1990年から2018年の間に社会保障費は10兆円から30兆円超まで拡大した。消費税増税後の子育て支援等を勘案すると医療、介護、子育て関連の費用は計42兆円に達する。一方で消費税を10%に引き上げても消費税収は21兆8000億円程度にとどまると予想されている。
つまり、現在の不足額を消費税で賄うとすると最低でも20%に引き上げる必要がある。しかし、一方で年々社会保障費は増加している。2018年現在75歳以上の人口は総人口の14.2%であるが、2040年には20.2%に達する(65歳以上の高齢者比率は28.1%から35.3%に増加する)ことが予想されている。
このことを勘案すれば経済成長が無いまま社会保障費の増加を消費税で賄うとすれば30%でも不足することになる。北欧諸国の消費税率は高いがそれを支払うことで生涯が補償されている。しかし、このままいけば我が国では消費税率は北欧諸国以上に高いが生活保障は自己責任という悲惨な状態に追い込まれる。
そもそも経済を低迷させたまま放置し、少子化対策や元気な高齢者の現役化対策を何もせず税率を上げるだけでこの危機を乗り切るのは不可能なのである。

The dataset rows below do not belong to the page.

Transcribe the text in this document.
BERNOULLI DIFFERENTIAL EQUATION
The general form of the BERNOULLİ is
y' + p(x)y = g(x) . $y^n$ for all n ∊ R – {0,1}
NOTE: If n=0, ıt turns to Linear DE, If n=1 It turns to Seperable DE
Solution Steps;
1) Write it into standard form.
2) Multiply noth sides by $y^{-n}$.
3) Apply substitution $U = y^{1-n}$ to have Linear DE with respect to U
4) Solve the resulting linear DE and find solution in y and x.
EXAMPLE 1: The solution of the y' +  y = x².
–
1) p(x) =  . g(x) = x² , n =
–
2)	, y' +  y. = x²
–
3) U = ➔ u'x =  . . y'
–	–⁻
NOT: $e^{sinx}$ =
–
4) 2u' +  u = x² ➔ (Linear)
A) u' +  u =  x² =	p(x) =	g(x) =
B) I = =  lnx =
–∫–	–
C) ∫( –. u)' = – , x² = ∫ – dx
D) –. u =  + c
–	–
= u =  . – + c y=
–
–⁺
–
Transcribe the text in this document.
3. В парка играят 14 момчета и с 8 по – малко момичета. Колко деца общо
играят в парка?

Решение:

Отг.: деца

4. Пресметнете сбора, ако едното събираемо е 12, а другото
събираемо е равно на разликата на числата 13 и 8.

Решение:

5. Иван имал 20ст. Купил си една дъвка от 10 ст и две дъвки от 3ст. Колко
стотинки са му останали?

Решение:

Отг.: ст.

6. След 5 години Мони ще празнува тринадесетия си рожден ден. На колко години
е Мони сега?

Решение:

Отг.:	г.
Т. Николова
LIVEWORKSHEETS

1990年から2018年の間に社会保障費は10兆円から30兆円に増加したが、この間の名目GDPは453兆円から549兆円と21.1%の増加にとどまっており、GDPに対する比率は2.2%から5.4%まで増加している。この間にヨーロッパでもあまり高成長とは言えないフランスでも名目GDPは1兆ユーロから2.3兆ユーロまで2.3倍になってる。
日本がせめてフランス並みに経済成長していれば、GDPに対する社会保障費の比率は2.8%に留まっており、深刻度は相当減少していたことになる。
社会保障問題を根本的に解決するには、実効性ある少子化対策を実施し2040年に達すると予定されている高齢化比率を少しでも改善する努力を地道に続けることである。目先の対策としては既存勢力を保護する為のすべての規制を直ちに廃止し経済成長に全資源を注力すること、定年制を直ちに廃止し健康な高齢者の能力を発揮できる環境を整備することで税収増と社会保障費の減少を図るべきである。